Tawny is very affectionage although a little shy with new people. Play-time is a great way to help your new cat get to know you - and a good play session is something this little lady certainly enjoys. She also adores being brushed and just generally fussed over. Tawny gets along well with other cats (prefers the boys) and dogs. Her best friend is Rueben. Her favourite toy is a little sponge ball. She'll hold it between her paws and talk to it, carry it around in her mouth, toss it and chase it. She also likes a laser pointer. At night she sleeps on the bed with her foster mom, taking up as much room as possible by sleeping in a horizontal position.

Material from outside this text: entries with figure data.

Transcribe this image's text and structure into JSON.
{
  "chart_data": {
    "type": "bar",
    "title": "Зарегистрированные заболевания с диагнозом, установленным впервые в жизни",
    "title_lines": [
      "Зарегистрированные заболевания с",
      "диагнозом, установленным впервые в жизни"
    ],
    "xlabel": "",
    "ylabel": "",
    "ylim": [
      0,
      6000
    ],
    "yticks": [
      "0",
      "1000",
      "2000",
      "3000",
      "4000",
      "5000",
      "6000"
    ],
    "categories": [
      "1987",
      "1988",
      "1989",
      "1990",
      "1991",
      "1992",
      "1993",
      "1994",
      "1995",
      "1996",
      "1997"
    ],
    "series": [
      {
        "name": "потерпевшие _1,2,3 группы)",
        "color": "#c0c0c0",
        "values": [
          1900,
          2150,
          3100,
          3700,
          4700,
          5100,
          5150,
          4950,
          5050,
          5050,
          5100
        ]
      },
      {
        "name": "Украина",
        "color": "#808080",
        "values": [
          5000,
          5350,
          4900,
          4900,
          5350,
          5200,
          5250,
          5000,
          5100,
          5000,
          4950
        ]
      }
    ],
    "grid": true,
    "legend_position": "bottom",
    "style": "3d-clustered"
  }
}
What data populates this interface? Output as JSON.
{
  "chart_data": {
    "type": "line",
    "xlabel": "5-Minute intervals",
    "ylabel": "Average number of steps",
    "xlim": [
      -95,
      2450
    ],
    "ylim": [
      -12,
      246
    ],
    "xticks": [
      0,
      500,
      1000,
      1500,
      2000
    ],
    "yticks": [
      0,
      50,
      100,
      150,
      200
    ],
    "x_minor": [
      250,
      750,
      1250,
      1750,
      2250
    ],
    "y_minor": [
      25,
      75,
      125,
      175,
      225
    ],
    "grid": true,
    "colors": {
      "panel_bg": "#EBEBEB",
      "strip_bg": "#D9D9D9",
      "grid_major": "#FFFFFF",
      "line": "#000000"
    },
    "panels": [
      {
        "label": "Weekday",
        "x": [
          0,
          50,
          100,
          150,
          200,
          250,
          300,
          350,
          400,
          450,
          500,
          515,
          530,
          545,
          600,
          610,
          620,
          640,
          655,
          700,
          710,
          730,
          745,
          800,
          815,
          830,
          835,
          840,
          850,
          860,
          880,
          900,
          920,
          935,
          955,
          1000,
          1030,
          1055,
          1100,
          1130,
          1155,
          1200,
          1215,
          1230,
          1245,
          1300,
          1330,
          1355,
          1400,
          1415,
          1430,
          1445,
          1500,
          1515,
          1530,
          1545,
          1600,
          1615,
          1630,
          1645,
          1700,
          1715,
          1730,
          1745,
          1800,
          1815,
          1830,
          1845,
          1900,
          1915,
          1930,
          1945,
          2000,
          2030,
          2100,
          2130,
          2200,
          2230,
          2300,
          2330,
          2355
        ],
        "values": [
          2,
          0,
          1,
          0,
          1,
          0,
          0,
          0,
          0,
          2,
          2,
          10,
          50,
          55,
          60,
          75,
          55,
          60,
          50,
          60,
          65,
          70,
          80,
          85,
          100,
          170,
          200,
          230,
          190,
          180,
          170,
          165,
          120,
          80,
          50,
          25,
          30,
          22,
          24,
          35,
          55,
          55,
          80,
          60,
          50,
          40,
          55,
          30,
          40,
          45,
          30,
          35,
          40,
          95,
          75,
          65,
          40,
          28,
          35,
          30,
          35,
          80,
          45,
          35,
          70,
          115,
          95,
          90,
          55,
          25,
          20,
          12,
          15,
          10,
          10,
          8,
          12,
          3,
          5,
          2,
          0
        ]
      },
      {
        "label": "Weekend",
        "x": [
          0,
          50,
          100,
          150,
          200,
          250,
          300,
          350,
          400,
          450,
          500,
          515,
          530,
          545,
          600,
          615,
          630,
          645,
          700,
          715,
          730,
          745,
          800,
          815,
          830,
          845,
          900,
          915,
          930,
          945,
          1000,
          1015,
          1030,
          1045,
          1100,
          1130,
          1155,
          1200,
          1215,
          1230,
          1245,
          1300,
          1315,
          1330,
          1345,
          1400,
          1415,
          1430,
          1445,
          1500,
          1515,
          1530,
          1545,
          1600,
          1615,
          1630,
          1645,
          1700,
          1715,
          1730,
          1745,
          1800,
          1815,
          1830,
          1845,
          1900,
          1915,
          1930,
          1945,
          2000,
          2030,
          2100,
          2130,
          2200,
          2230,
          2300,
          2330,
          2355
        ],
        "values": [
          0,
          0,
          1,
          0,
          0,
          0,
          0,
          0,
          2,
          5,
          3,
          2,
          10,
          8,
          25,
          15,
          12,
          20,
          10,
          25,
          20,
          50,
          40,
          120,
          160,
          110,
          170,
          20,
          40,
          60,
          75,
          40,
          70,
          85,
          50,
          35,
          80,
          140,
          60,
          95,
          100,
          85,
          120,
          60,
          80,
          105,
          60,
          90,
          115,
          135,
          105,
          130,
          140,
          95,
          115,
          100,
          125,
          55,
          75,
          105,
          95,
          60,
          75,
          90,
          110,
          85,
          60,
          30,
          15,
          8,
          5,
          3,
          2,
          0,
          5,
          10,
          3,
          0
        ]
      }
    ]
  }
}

When Tawny came to her current foster home in January, 2013, she had a severely inflamed mouth. It's a condition called stomatitis. Usually removing all the teeth will clear up stomatitis but it hadn't worked for Tawny. Because of her extreme mouth sensitivity, her veterinarian surgically placed a feeding tube into her neck. This made a huge difference because it was then possible to provide her with much needed nutrition and also an excellent way to deliver medication without causing distress and more pain. The feeding tube method did its job well and was removed a few months later. Tawny's condition is well managed now with a small daily injection of dexamethasone.